I got best results with this network. But accuracy didn't go over 93%. I ran 80 epochs.

It is giving me pretty good results in real life but I got curious to see its predictions. So I've checked what softmax is returning for me. And result wasn't good. It usually 1 or very close to one or 0. Shouldn't be like this. What do you think was my mistake? Neural network is too big for 128x128 pixels or 64k data batch is too small for such a big network?

Answer 18 · 2017-03-15T09:31:24.000Z

Sory, I can't understand what's the problem. 93% is rother good accuracy. All dataset is spliited into train (80%) and test (20%) one, accuracy is calculated over a test set. So if you have 93% accuracy - the same accuracy should be in real life too.
Or maybe you want to improve quality even more?

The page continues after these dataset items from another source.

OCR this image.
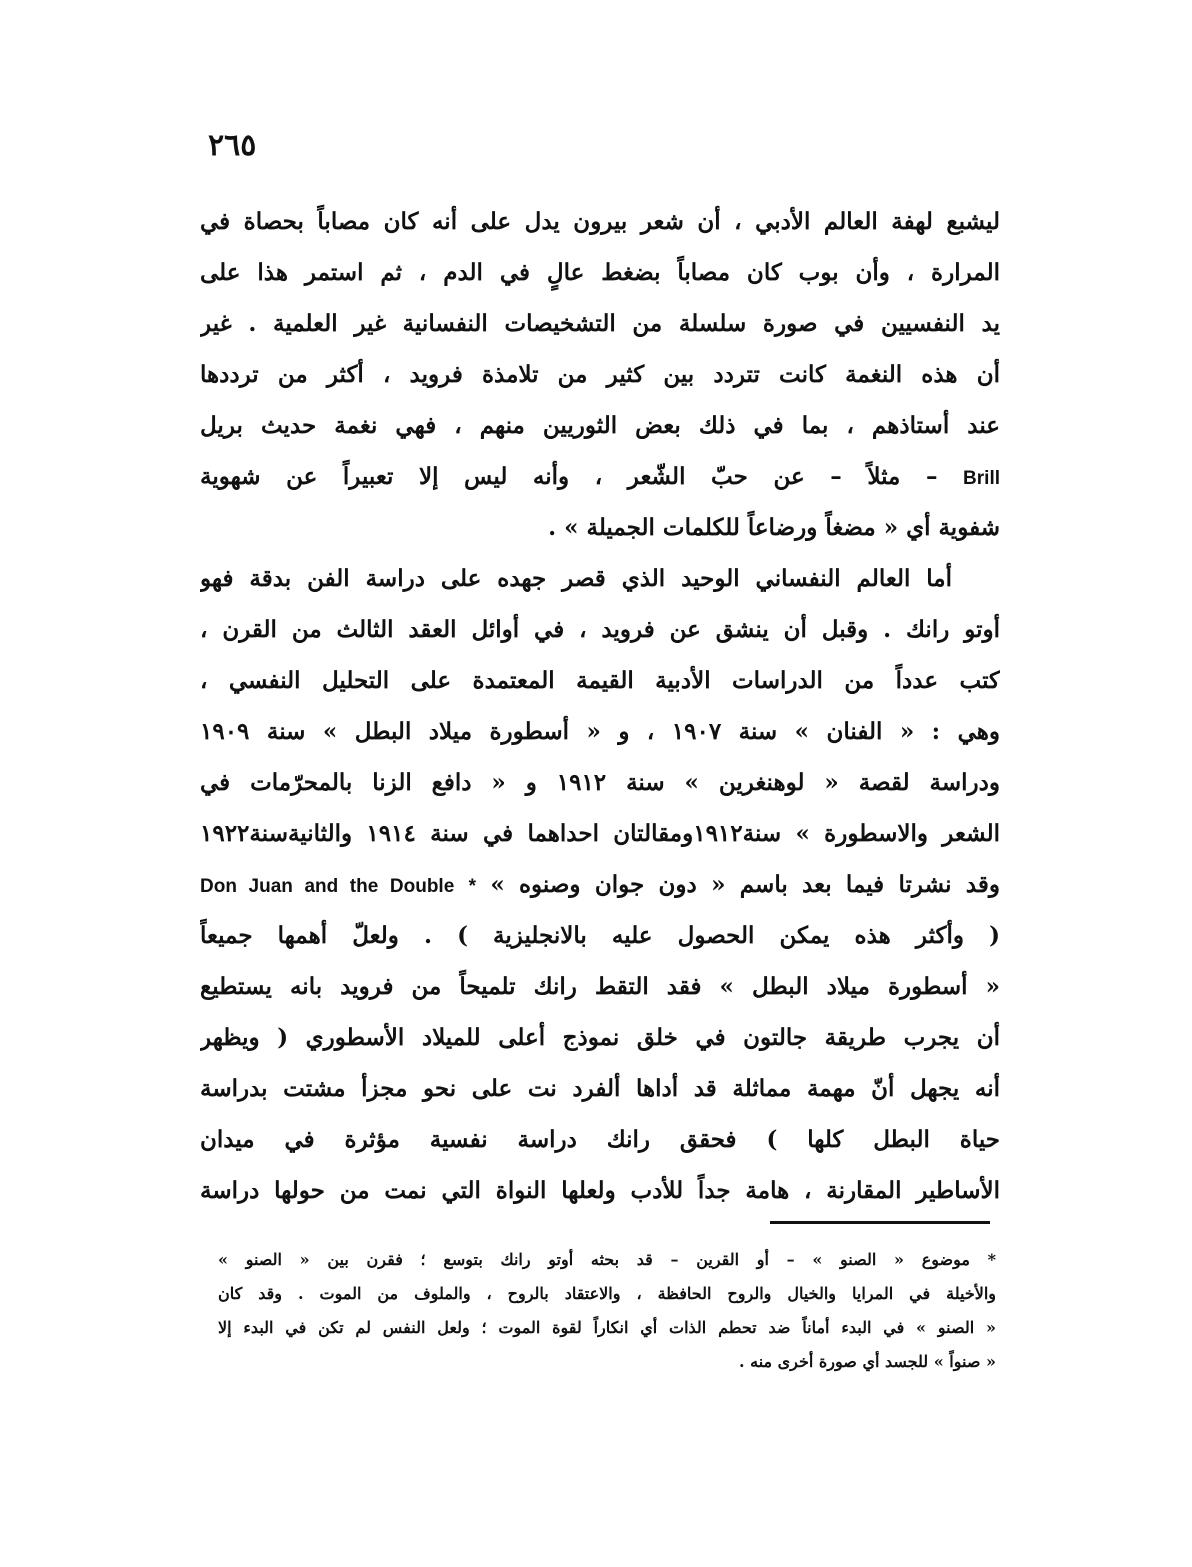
٢٦٥
ليشبع لهفة العالم الأدبي ، أن شعر بيرون يدل على أنه كان مصاباً بحصاة في
المرارة ، وأن بوب كان مصاباً بضغط عالٍ في الدم ، ثم استمر هذا على
يد النفسيين في صورة سلسلة من التشخيصات النفسانية غير العلمية . غير
أن هذه النغمة كانت تتردد بين كثير من تلامذة فرويد ، أكثر من ترددها
عند أستاذهم ، بما في ذلك بعض الثوريين منهم ، فهي نغمة حديث بريل
Brill – مثلاً – عن حبّ الشّعر ، وأنه ليس إلا تعبيراً عن شهوية
شفوية أي « مضغاً ورضاعاً للكلمات الجميلة » .
أما العالم النفساني الوحيد الذي قصر جهده على دراسة الفن بدقة فهو
أوتو رانك . وقبل أن ينشق عن فرويد ، في أوائل العقد الثالث من القرن ،
كتب عدداً من الدراسات الأدبية القيمة المعتمدة على التحليل النفسي ،
وهي : « الفنان » سنة ١٩٠٧ ، و « أسطورة ميلاد البطل » سنة ١٩٠٩
ودراسة لقصة « لوهنغرين » سنة ١٩١٢ و « دافع الزنا بالمحرّمات في
الشعر والاسطورة » سنة١٩١٢ومقالتان احداهما في سنة ١٩١٤ والثانيةسنة١٩٢٢
وقد نشرتا فيما بعد باسم « دون جوان وصنوه » Don Juan and the Double *
( وأكثر هذه يمكن الحصول عليه بالانجليزية ) . ولعلّ أهمها جميعاً
« أسطورة ميلاد البطل » فقد التقط رانك تلميحاً من فرويد بانه يستطيع
أن يجرب طريقة جالتون في خلق نموذج أعلى للميلاد الأسطوري ( ويظهر
أنه يجهل أنّ مهمة مماثلة قد أداها ألفرد نت على نحو مجزأ مشتت بدراسة
حياة البطل كلها ) فحقق رانك دراسة نفسية مؤثرة في ميدان
الأساطير المقارنة ، هامة جداً للأدب ولعلها النواة التي نمت من حولها دراسة
* موضوع « الصنو » – أو القرين – قد بحثه أوتو رانك بتوسع ؛ فقرن بين « الصنو »
والأخيلة في المرايا والخيال والروح الحافظة ، والاعتقاد بالروح ، والملوف من الموت . وقد كان
« الصنو » في البدء أماناً ضد تحطم الذات أي انكاراً لقوة الموت ؛ ولعل النفس لم تكن في البدء إلا
« صنواً » للجسد أي صورة أخرى منه .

Answer 19 · 2017-03-15T12:22:04.000Z

No the problem I think is with what confident results softmax returns me. My guess is results are too dense. But I'm new to this field as you can see. Just learnt a lot in couple weeks. If I output what softmax returns me it outputs numbers around 1.00, 0.00 or 0.9999, 0.0001 something from those lines. I'm just curious why my neural network is so confident on results, should probability ever go to 100% and in most cases be between 99-100%?

One more question would be would it be practical to add second fully connected layer on top of fully connected layer add another dropout and only then retrieve 2 final classes.

I also played with different kernel sizes, didn't give me any effect, just slowed down my training.

AdamOptimizer gave me quite an improvement on results.

Just happy to share what I've learnt.